Why Trauma Responses Exist (And Why They Matter)
Trauma responses are the body’s way of saying: “Something isn’t safe right now.” Your brain and nervous system react quickly—often before you can logically think—because survival comes first.
These responses developed to protect you from harm by helping you:
defend yourself
escape danger
shut down when escape isn’t possible
reduce conflict to stay safe
Even if the threat is no longer present, your nervous system may stay stuck in these patterns. That’s why trauma responses can show up later in adulthood as anxiety, burnout, relationship struggles, emotional shutdown, or people-pleasing.

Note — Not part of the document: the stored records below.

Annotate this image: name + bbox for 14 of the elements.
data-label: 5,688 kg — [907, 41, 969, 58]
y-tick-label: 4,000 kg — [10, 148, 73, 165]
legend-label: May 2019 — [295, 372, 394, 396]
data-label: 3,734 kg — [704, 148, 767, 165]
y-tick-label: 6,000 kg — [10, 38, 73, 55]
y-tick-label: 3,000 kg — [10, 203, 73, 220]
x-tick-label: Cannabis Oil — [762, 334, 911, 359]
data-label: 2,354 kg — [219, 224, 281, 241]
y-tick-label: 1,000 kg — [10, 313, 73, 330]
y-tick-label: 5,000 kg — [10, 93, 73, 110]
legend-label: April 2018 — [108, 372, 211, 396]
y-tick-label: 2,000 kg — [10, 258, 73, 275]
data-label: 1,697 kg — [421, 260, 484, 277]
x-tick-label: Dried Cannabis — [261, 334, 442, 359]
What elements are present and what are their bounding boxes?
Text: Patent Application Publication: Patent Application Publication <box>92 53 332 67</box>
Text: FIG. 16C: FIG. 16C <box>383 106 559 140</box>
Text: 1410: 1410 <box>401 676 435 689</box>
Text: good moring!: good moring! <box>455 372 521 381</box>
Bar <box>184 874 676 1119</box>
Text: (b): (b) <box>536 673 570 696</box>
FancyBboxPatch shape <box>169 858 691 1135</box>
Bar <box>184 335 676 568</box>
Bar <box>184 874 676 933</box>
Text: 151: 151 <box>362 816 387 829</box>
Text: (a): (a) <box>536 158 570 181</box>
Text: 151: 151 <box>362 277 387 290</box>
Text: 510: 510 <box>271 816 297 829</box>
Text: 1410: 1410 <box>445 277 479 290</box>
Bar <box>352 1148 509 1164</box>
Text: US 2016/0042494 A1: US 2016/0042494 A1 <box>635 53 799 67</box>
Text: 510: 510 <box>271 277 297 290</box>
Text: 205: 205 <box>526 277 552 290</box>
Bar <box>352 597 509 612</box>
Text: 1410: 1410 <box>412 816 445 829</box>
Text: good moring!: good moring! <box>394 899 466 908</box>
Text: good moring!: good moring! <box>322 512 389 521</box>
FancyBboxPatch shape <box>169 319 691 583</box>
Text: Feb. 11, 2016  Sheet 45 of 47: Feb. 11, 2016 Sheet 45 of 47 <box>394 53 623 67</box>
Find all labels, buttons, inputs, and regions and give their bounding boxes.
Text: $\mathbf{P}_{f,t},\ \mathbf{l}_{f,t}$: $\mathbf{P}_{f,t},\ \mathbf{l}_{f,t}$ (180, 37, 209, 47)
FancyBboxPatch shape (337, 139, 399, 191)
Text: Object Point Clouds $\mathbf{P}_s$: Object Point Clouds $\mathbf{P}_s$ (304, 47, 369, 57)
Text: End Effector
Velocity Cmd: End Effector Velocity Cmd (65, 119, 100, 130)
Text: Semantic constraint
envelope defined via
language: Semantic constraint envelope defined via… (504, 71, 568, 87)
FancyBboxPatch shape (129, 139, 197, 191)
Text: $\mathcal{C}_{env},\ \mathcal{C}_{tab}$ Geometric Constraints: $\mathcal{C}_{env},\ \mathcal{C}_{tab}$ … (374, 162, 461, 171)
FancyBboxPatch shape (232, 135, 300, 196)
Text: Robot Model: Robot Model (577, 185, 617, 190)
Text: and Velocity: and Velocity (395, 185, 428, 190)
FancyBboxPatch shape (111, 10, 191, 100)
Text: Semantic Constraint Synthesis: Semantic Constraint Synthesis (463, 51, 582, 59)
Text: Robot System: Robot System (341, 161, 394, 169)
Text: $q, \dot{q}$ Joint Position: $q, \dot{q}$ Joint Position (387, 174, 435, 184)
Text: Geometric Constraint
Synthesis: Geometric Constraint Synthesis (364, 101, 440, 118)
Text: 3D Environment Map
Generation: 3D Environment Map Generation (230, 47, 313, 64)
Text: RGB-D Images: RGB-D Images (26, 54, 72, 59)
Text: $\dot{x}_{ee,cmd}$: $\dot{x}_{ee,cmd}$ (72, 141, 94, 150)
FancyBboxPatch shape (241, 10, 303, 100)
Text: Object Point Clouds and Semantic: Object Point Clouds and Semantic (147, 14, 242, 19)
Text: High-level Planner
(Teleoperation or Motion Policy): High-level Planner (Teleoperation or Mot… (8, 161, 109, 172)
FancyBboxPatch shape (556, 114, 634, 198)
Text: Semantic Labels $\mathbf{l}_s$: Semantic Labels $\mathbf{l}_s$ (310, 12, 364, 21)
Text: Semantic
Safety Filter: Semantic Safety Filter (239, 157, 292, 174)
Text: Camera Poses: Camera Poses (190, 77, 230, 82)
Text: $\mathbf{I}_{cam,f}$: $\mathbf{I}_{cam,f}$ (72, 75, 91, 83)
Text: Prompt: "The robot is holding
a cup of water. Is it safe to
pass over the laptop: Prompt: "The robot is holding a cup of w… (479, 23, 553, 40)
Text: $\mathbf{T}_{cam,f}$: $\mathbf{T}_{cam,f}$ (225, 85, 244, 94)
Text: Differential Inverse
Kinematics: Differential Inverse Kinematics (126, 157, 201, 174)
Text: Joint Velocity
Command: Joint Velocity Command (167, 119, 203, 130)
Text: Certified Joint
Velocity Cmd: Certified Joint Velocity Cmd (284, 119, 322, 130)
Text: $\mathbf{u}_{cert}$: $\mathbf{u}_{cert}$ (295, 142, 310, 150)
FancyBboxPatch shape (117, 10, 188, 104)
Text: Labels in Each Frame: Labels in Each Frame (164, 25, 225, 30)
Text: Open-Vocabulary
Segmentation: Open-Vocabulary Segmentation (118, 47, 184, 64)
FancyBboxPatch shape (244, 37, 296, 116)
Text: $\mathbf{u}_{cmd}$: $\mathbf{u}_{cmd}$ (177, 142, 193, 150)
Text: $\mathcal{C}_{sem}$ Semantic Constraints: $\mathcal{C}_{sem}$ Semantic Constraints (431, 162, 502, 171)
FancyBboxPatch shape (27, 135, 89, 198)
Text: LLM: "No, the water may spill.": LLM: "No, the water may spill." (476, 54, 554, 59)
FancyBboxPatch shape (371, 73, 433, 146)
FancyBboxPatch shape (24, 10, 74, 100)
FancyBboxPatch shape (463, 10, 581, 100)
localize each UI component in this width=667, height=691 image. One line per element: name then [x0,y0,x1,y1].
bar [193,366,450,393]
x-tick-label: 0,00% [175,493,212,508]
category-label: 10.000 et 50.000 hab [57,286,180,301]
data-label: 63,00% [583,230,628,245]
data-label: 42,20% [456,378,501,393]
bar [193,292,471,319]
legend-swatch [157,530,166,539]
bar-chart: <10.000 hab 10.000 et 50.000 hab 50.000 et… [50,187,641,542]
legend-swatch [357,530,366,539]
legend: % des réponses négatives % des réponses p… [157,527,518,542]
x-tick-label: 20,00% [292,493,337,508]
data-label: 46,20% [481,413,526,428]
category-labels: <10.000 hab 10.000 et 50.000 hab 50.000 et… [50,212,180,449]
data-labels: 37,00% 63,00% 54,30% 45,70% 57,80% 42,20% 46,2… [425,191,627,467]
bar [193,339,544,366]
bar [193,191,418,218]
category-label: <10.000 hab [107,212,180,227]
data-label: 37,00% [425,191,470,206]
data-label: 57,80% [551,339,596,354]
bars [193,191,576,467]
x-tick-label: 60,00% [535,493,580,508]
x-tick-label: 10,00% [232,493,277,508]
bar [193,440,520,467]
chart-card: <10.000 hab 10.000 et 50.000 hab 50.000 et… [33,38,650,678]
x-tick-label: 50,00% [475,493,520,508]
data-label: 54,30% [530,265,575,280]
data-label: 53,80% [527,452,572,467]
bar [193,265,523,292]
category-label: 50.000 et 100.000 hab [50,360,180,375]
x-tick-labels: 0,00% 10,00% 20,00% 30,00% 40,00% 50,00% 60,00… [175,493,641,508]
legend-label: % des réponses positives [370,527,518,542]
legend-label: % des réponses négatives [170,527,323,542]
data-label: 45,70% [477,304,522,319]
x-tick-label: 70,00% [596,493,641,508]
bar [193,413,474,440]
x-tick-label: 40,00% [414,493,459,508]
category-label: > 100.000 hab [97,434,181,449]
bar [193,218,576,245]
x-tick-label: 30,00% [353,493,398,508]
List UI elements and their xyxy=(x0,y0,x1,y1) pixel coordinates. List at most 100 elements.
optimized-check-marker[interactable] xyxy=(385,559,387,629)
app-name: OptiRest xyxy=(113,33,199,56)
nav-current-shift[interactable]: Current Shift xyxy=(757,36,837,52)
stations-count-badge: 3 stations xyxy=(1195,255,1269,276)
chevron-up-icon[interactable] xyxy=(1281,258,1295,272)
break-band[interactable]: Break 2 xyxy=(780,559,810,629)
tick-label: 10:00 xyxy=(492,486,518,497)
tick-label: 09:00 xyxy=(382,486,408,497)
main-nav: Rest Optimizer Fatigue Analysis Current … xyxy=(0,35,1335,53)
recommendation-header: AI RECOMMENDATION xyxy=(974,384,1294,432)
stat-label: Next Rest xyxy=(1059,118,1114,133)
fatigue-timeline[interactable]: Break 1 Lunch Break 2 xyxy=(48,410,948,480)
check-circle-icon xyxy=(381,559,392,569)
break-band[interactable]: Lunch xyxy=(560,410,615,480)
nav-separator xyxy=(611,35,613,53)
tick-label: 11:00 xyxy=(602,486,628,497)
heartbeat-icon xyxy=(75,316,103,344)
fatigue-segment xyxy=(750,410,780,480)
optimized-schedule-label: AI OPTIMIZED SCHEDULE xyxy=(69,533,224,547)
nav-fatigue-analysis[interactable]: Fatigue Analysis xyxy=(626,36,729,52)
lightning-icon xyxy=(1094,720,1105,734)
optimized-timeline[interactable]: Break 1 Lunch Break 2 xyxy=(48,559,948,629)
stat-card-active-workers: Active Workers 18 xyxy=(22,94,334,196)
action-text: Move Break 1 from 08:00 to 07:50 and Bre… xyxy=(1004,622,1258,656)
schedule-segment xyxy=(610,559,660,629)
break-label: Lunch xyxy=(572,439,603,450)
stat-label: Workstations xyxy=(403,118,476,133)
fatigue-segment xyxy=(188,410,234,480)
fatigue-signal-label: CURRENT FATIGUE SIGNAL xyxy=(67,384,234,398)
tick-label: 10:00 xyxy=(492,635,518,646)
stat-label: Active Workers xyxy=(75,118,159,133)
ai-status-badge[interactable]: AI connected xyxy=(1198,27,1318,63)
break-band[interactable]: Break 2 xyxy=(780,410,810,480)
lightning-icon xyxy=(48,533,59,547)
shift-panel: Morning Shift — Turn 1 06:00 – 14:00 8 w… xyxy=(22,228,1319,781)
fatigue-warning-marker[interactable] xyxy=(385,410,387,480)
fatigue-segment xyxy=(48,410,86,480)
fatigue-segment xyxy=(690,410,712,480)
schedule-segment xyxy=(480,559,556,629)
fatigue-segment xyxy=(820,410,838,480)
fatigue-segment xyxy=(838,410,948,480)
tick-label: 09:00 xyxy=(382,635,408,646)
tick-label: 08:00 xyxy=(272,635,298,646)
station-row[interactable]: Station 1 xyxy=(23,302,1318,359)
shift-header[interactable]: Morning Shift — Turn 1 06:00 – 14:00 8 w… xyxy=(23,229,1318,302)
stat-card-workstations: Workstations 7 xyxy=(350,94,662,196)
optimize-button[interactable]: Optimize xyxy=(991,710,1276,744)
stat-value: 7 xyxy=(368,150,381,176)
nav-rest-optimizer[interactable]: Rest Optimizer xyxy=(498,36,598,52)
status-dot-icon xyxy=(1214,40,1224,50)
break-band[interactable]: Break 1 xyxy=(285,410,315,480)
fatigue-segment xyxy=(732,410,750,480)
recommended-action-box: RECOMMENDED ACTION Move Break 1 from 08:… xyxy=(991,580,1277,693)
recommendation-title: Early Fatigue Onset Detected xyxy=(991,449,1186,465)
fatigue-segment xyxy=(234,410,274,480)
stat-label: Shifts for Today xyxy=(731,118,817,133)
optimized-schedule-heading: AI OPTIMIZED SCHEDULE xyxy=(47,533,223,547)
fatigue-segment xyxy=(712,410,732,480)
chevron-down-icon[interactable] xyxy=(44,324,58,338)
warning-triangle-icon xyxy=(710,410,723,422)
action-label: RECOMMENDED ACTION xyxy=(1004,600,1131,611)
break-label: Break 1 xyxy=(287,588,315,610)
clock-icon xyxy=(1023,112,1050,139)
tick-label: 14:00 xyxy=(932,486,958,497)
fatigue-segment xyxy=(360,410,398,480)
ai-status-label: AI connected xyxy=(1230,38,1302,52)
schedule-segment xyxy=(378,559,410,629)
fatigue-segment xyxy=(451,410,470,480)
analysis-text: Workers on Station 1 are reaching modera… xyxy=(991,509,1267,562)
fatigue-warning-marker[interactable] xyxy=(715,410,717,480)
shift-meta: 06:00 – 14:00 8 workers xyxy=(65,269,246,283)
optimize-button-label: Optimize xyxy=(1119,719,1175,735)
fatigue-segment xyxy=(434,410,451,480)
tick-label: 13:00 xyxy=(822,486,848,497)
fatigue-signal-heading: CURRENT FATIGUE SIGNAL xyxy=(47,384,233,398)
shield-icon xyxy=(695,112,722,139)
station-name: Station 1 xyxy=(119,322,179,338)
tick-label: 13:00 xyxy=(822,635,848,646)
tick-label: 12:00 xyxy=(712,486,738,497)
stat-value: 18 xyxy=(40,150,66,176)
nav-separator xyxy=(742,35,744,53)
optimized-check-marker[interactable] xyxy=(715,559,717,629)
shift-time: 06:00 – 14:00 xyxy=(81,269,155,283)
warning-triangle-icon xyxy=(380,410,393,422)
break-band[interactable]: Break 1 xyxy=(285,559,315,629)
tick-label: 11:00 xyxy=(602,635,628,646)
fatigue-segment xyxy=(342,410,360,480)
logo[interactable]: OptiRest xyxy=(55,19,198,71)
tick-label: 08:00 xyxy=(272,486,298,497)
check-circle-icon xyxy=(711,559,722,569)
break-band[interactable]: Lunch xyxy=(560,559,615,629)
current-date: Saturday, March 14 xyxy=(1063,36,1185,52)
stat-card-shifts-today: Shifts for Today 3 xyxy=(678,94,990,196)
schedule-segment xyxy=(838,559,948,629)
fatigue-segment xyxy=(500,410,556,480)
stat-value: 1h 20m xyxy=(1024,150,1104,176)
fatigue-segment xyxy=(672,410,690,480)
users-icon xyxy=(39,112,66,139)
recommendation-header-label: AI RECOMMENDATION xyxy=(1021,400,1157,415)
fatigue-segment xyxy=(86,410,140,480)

Understanding your trauma response is important because it helps replace shame with clarity:you weren’t “too much” or “too sensitive”—you were adapting.
Fight Response
The fight response shows up as anger or a need to stay in control.
Common signs:
Irritability or aggression
Feeling defensive easily
Needing control
Conflict feels constant
Flight Response
Flight is the urge to escape, avoid, or stay constantly busy.
Common signs:
Anxiety and restlessness
Overworking or staying productive
Avoiding difficult emotions
Difficulty slowing down
Freeze Response
Freeze happens when the body shuts down or becomes stuck.
Common signs:
Feeling numb or disconnected
Trouble making decisions
Overwhelm and shutdown
Procrastination or avoidance
Fawn Response
Fawn is people-pleasing to avoid conflict and stay emotionally safe.
Common signs:
Saying yes when you mean no
Over-apologizing
Fear of upsetting others
Ignoring your own needs
Healing Is Possible
The goal isn’t to “get rid” of these responses—it’s to help your nervous system learn that it’s safe now. With support, you can build healthier coping tools, strengthen boundaries, and feel more in control of your emotions and reactions.
If trauma responses are affecting your life or relationships, counselling can help you feel grounded, safe, and empowered.